State health officials: Legionnaires’ disease on rise

5 patients diagnosed at UW-hospital
State health officials: Legionnaires’ disease on rise
CDC/William Cherry via Wikimedia Commons
A micrograph showing lung tissue infected with Legionnaires' disease

State health officials say it’s a record year for cases of Legionnaires’ disease in the state. That’s the type of pneumonia five UW-Hospital patients were diagnosed with this week.

One of those patients was already seriously ill and died this week after being diagnosed with the disease, which is usually seen in people with low immune systems. It’s caused by the Legionella bacteria.

“We’ve been seeing very high numbers this year of Legionnaires’ disease,” said Thomas Haupt, respiratory epidemiologist at the Wisconsin Department of Health Services. “It’s a record pace, and it’s not one we’re proud of … It is potentially 10 percent fatality rate for people who come down with it.”

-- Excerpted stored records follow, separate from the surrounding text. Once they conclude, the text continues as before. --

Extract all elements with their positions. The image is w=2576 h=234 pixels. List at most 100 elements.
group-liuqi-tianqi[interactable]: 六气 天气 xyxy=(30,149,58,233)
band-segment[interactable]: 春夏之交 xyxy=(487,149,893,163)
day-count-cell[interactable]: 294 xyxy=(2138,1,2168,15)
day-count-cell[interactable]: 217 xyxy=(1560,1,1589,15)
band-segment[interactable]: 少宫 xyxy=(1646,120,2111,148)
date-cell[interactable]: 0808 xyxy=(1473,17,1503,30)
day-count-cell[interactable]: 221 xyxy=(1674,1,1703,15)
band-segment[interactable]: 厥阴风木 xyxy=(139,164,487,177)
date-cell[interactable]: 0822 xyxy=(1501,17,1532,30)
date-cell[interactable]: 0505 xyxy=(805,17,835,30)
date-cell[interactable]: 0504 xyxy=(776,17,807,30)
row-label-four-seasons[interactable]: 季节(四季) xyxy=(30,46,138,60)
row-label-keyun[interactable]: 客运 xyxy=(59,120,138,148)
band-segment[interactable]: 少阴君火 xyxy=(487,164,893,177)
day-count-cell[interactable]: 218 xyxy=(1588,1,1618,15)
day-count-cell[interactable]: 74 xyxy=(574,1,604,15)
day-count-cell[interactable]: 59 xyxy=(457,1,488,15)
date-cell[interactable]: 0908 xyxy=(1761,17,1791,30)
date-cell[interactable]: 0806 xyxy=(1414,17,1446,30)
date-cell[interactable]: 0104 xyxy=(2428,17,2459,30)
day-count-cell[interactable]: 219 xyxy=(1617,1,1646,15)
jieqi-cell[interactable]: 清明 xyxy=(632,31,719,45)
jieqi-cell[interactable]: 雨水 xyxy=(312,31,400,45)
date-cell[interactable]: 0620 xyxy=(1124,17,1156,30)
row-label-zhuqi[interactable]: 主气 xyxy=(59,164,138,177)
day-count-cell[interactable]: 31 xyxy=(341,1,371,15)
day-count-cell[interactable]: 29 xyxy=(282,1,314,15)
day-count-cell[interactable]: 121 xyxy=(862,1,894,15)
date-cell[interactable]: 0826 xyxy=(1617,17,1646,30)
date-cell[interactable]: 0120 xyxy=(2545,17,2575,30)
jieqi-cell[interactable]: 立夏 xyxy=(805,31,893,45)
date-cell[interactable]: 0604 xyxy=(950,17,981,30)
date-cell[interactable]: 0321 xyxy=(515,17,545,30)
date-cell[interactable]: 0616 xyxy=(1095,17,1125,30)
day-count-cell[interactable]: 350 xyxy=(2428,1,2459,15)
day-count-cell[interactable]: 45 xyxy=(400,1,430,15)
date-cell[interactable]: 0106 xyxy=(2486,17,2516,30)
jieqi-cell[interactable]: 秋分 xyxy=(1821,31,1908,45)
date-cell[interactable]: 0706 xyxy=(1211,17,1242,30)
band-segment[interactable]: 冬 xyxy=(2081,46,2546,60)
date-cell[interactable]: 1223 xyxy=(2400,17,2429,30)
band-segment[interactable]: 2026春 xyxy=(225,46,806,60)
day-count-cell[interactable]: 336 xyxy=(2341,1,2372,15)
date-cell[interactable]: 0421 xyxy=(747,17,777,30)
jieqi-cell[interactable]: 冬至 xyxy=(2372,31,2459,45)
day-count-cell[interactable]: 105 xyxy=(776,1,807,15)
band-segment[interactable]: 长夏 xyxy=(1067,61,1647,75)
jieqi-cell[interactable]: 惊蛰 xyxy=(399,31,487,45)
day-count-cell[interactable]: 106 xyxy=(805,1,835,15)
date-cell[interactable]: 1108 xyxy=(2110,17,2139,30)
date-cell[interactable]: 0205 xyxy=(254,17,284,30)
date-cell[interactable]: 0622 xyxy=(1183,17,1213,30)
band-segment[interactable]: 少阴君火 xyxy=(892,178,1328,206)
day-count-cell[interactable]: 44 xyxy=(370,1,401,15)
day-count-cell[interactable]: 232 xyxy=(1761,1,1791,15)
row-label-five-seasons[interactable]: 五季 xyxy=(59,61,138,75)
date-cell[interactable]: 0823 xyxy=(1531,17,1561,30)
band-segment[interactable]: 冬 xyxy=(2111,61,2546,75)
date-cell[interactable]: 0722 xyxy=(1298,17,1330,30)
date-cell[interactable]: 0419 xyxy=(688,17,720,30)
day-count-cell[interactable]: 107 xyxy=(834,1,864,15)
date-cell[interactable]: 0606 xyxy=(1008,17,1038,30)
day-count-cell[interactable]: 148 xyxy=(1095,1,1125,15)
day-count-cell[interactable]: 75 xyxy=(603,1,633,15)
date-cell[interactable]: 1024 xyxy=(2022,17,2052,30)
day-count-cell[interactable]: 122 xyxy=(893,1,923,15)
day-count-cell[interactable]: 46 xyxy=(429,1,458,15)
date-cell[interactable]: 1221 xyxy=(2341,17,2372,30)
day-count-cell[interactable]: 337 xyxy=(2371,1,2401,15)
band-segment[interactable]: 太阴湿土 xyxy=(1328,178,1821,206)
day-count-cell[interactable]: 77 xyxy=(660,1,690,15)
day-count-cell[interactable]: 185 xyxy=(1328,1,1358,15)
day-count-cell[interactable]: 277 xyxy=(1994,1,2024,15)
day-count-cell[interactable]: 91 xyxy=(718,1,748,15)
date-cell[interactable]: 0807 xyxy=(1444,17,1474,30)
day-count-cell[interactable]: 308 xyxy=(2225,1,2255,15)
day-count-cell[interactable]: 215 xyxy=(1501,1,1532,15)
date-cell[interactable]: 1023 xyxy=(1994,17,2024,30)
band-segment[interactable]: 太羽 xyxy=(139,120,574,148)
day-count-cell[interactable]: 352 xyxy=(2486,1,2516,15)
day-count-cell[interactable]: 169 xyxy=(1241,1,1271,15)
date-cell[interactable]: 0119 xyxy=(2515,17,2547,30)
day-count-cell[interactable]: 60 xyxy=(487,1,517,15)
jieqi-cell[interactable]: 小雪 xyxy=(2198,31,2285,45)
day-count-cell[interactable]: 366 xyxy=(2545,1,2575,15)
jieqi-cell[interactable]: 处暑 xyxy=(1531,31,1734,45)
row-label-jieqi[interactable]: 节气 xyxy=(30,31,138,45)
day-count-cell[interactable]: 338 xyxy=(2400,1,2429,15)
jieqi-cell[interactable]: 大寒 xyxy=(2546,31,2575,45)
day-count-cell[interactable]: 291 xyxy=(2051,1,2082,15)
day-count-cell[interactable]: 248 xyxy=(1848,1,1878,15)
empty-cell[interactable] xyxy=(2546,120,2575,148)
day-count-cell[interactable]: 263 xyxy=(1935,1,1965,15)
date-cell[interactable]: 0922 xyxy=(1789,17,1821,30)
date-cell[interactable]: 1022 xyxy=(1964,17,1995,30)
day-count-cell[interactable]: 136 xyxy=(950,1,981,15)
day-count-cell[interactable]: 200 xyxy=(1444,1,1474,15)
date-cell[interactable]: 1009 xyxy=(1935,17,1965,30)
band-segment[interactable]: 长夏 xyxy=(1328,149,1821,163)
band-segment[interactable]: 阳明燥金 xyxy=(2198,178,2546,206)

Haput said Legionnaires’ disease is more common than one might think, and it’s become more prevalent over the years.

In 2010, Wisconsin DHS data shows the state had 63 confirmed cases. That jumped to 160 in 2013, and now in November of this year, that number is approaching 300.

“We’re doing everything we possibly can. We’re keeping an eye on things,” Haupt said, adding that this trend is mirrored nationally. “It’s just been an unexplainable year for Legionnarie’s disease.”

He said it’s hard to trace the source of the disease, which is caused by a certain type of bacteria.

“It’s frustrating for everyone involved, including patients and families,” Haupt said.

A hot water system at UW Hospital is the suspected source of five cases of Legionnaries’ disease, which is spread through breathing in the mist of contaminated water.

The way that water is contaminated could be from houses and businesses’ pipes.

“People probably don’t think about the plumbing inside their homes all that often, but it really does impact water quality,” said Amy Barrilleaux, Madison Water Utility public information officer. “We do a lot of work to make sure the water, when it gets to your home, it’s safe, it’s disinfected, it’s ready to go. But once it gets there, all that plumbing inside your home needs to be taken care of.”

She said water going in to homes and businesses is disinfected with chlorine, but stagnant water warm water in plumbing systems runs the risk of growing bacteria like the one that causes Legionnaires’ disease.

“Especially if you have one of those extra bathrooms or something somewhere, just use that water in there, because when you turn on the tap after a couple months, that water has been sitting in that tap for a couple of months,” Barrilleaux said.

Haupt said health experts still aren’t sure why Legionnaries’ disease is on the rise nationwide, but the DHS website said it could be any combination of a number of factors, like increased reporting, more people at risk and/or more Legionella bacteria in the environment.

Haupt said the fact that UW hadn’t had any hospital-acquired cases of Legionnaries’ disease in 23 years before this week is a good track record, and there’s no risk to the public at this point.

He said, however, if you or a loved one were in the hospital for an extended period of time and came out with pneumonia, it’s worth getting checked out.